LLMs Meet VLMs: Boost Open Vocabulary Object Detection with Fine-grained Descriptors

Sheng Jin,Xueying Jiang,Jiaxing Huang,Lewei Lu,Shijian Lu
2024-02-07
Abstract:Inspired by the outstanding zero-shot capability of vision language models (VLMs) in image classification tasks, open-vocabulary object detection has attracted increasing interest by distilling the broad VLM knowledge into detector training. However, most existing open-vocabulary detectors learn by aligning region embeddings with categorical labels (e.g., bicycle) only, disregarding the capability of VLMs on aligning visual embeddings with fine-grained text description of object parts (e.g., pedals and bells). This paper presents DVDet, a Descriptor-Enhanced Open Vocabulary Detector that introduces conditional context prompts and hierarchical textual descriptors that enable precise region-text alignment as well as open-vocabulary detection training in general. Specifically, the conditional context prompt transforms regional embeddings into image-like representations that can be directly integrated into general open vocabulary detection training. In addition, we introduce large language models as an interactive and implicit knowledge repository which enables iterative mining and refining visually oriented textual descriptors for precise region-text alignment. Extensive experiments over multiple large-scale benchmarks show that DVDet outperforms the state-of-the-art consistently by large margins.
Computer Vision and Pattern Recognition
What problem does this paper attempt to address?
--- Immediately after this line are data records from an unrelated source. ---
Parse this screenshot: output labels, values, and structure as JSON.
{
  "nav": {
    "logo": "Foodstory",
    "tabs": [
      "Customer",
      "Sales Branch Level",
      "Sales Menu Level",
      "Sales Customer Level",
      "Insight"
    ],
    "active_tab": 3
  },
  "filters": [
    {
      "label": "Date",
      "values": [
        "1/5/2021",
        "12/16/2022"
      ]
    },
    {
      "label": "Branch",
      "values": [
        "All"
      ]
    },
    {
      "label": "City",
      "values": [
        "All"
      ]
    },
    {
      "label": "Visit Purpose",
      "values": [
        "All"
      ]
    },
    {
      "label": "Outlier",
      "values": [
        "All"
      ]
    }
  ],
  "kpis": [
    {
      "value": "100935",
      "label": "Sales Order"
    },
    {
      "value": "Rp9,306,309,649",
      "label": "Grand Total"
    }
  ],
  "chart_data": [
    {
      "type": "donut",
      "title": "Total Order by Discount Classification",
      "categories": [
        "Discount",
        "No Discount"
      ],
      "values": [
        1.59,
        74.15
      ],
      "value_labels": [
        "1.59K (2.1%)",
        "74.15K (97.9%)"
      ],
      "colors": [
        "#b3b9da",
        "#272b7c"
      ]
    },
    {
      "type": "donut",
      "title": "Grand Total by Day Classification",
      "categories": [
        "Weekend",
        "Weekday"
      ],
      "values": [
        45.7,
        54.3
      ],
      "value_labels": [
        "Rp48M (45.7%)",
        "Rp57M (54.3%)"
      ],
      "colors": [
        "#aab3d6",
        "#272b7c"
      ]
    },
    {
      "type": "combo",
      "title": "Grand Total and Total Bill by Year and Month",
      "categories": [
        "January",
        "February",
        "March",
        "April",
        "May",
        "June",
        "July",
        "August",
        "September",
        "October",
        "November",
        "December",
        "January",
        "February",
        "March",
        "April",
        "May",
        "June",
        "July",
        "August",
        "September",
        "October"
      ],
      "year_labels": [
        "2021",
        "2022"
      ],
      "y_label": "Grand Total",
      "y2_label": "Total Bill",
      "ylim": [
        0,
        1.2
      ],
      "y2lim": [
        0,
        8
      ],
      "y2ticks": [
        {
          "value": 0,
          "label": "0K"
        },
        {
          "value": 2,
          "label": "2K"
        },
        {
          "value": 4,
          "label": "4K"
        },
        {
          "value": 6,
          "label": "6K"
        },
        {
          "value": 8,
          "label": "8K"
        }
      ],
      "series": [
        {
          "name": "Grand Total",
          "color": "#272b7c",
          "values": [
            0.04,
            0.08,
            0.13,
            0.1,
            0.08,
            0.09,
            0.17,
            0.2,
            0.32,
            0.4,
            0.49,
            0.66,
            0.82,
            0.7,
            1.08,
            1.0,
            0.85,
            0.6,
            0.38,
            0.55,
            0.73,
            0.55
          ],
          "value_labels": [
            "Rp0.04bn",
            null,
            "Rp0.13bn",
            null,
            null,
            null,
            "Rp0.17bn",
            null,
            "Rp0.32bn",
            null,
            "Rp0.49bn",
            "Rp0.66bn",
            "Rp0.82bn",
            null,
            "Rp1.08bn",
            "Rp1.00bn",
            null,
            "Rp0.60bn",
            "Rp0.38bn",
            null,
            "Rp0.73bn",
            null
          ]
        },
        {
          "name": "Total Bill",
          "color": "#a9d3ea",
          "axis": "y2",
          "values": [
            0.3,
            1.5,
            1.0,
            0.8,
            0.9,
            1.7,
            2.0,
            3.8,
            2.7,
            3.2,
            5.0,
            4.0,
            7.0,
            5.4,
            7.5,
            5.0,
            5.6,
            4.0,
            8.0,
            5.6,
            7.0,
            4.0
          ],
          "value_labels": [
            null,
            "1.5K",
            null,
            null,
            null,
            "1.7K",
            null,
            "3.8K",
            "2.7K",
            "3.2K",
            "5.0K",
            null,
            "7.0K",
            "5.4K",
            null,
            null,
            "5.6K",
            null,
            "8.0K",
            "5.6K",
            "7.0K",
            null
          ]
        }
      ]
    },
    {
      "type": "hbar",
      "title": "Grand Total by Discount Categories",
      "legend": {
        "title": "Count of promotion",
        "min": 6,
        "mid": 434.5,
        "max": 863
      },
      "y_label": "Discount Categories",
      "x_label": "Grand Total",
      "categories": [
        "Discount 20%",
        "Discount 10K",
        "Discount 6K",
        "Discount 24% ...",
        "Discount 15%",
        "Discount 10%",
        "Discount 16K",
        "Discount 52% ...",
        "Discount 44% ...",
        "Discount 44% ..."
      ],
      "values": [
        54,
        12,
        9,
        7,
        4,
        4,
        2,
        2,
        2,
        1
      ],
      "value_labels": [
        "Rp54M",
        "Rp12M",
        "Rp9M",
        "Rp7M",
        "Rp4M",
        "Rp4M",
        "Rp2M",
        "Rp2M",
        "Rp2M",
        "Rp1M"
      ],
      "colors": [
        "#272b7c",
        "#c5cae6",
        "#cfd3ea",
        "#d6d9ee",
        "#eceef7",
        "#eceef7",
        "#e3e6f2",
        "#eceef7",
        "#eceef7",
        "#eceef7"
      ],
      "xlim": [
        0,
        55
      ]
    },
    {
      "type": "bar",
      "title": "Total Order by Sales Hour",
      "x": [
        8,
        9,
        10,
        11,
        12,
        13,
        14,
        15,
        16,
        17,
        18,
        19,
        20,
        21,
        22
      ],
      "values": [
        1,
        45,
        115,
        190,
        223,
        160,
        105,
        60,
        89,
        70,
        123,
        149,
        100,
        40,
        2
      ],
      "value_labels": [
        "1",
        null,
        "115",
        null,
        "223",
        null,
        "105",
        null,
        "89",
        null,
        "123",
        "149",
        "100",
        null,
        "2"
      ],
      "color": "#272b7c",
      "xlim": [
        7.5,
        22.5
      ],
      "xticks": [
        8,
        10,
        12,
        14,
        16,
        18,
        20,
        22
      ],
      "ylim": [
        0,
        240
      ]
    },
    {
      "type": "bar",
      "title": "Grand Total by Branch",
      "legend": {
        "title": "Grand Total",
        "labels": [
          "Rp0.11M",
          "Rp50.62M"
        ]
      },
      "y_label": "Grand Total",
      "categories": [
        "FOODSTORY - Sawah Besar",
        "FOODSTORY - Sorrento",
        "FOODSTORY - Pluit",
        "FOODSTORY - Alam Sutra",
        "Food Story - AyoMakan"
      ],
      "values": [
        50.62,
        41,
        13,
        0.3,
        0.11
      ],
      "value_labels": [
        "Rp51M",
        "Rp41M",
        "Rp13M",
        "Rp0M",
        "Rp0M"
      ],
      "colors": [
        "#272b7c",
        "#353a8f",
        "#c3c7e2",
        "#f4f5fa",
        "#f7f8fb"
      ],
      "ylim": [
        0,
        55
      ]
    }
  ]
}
### The Problem the Paper Aims to Solve This paper aims to address a key issue in Open Vocabulary Object Detection (OVOD): how to leverage the advantages of Visual Language Models (VLMs) to enhance the performance of open vocabulary object detectors. Specifically: 1. **Current Issues**: - Most current open vocabulary object detectors align region embeddings only through category labels (e.g., "bicycle"), ignoring the advantages of VLMs in fine-grained descriptions (e.g., "bell" and "pedal"). - This approach results in poor alignment, especially in terms of fine-grained descriptions. 2. **Proposed Method**: - A new method named DVDet (Descriptor-Enhanced Open Vocabulary Detector) is proposed, which achieves more precise region-text alignment by introducing conditional context prompts and hierarchical text descriptors. - DVDet utilizes Large Language Models (LLMs) as interactive implicit knowledge bases, iteratively generating and optimizing visually relevant fine-grained descriptors to improve region-text alignment. 3. **Main Contributions**: - A feature-level visual prompting technique is designed to transform object embeddings into image-level representations, seamlessly integrating into existing open vocabulary detectors. - A novel hierarchical updating mechanism is proposed, dynamically optimizing region-text alignment through iterative interaction with LLMs. - Extensive experiments demonstrate that this method significantly improves the performance of open vocabulary detection on both base and novel categories. In summary, this paper aims to enhance the overall performance of open vocabulary object detectors by fully leveraging the advantages of VLMs in fine-grained descriptions.